XIII

Ahora ya no se veían en casa de la señora Ermelina. Laide le dijo que había discutido con ella y lo llevó a la casa de una amiga, pero después él recurrió al piso de Corsini, un amigo casi siempre ausente de Milán. Era un piso hermoso al fondo de Via Vincenzo Monti, junto a la Feria, un piso alegre con una gran sala de estar y una escalera interior que conducía a las alcobas de arriba. Su amigo no estaba casi nunca y, en cualquier caso, por la tarde estaba libre prácticamente siempre. A Laide le gustó mucho: todo lo que de algún modo la introducía, como partícipe, en la acomodada y respetable vida burguesa le daba un placer inmenso. Y, aunque los muebles fuesen modernos, se intuía en seguida que el inquilino era una persona muy elegante y al tiempo sólida, no tenía el menor aspecto de pied-à-terre, de «picadero», como se suele decir.

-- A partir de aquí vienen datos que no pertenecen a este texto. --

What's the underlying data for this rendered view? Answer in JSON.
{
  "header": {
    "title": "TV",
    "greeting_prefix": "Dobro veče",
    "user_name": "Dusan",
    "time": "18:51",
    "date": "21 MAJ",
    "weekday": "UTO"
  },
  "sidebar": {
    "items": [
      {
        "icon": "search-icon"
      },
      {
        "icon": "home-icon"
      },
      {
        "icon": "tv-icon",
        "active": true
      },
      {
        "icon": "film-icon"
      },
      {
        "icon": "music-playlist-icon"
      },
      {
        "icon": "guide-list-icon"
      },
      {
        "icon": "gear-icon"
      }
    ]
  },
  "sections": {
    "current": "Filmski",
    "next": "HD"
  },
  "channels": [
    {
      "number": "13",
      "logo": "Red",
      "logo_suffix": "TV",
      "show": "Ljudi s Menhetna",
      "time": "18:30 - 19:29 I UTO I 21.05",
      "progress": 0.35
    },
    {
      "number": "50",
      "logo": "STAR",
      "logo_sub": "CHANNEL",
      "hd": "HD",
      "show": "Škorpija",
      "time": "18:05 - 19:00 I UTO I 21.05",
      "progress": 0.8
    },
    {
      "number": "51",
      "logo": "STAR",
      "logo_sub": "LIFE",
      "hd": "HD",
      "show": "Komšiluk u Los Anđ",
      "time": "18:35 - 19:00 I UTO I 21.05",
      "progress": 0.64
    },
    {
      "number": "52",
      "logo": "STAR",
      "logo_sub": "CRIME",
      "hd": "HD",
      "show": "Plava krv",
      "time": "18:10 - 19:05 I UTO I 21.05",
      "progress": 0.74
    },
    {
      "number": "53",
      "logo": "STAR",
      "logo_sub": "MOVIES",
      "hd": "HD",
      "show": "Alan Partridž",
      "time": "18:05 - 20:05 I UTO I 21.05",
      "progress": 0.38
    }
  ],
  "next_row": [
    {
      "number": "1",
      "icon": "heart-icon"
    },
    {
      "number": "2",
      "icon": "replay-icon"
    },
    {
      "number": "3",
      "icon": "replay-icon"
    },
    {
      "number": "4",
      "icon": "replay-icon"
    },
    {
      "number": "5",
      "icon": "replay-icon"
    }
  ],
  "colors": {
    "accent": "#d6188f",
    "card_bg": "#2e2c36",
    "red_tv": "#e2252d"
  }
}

Laide curioseaba por él, muy contenta, como una niña que está buscando los regalos escondidos, inspeccionaba los canteranos de la cocina y la nevera, parecía encontrar gusto en prolongar indefinidamente la espera de él con los pretextos más indolentes. Y no era que Antonio estuviese muy impaciente por poseerla, pero sólo en la cama, cuando la estrechaba desnuda entre los brazos, sólo en esos breves momentos se calmaba del todo la maldita inquietud que aquella muchacha le había metido en el cuerpo. Además, ella en la cama estaba mucho más alegre y vivaracha de lo habitual, no es que el acto carnal con Antonio le procurara demasiado placer -más aún: estaba claro que le importaba un bledo-, pero tal vez la cama se volviera para ella como un gran juguete en el que resultaba tan divertido revolcarse y hacer bromitas, meterse bajo las sábanas y esconderse (¿acaso lo que queda bajo las mantas no representa para los niños un mundo misterioso y fascinante, una caverna inmensa en la que no se sabe qué hay y que no osan explorar hasta el fondo por miedo a quedar atrapados y, mientras avanzan reptando en el antro negro, con el rabillo del ojo vigilan para que las sábanas a su espalda no tapen completamente la luz, sino que quede una rendija, un agujero, una hendidura luminosa que garantice la salvación en caso de peligro imprevisto?); por lo demás, la cama es el ambiente más perfecto para pequeñas peleas, mostrarse ofendido, ponerse de morros, darse la lata y provocarse, para la esgrima de los desaires, tan importante para dar gusto al amor. Sin embargo, todos aquellos pequeños y casi indescriptibles coqueteos nada tenían de profesionales o calculados, su espontaneidad era precisamente lo que excitaba a Antonio, pese a que le irritaba e incluso lo exasperaba.

Además, en la cama Laide perdía ese aplomo desdeñoso que tanto cultivaba cuando, por ejemplo, caminaba por la calle; desnuda resultaba más niña, sobre todo por la pequeñez de las tetitas y la acentuada estrechez de la pelvis. Probablemente se diera cuenta ella misma y disfrutara con ello y al final se sentía la dueña de la situación y victoriosa: fingía no haber advertido que en la lucha se le había deshecho el moño y la cabellera negra esparcía en derredor como la tinta de un frasco roto y entonces se abandonaba con él, sonriendo, a vanidosas confidencias tan Cándidas, que la volvían una niña otra vez.

«¿Sabes lo que me pasa?», le decía. «Que soy aún una niña, pero terriblemente mujer».

«Una vez», le contaba, «cuando aún era pequeña, ni siquiera debía de tener doce años, un chico me dijo: "Tú, Laide, has nacido para enloquecer a los hombres"».

«¿Sabes lo que soy?», le dijo, con la repentina excitación de un recuerdo alegre, tal vez uno de los pocos que tenía, como si pronunciara una fórmula mágica que la rescatara de las miserias, solemnemente. «Soy una nube. Soy un rayo. Soy un arco iris. Soy una niña deliciosa».

Estaba desnuda, arrodillada en la cama, abierta delante de él, lo miraba fijamente con ojos impertinentes y adelantaba los labios, con aquella mueca suya característica, sus pequeños y finos labios: provocación y desafío infantiles. Mientras tanto, Antonio, con todo su ridículo instrumental literario en la azotea, la miraba fijamente y con adoración, intimidado por tanta sabiduría instintiva.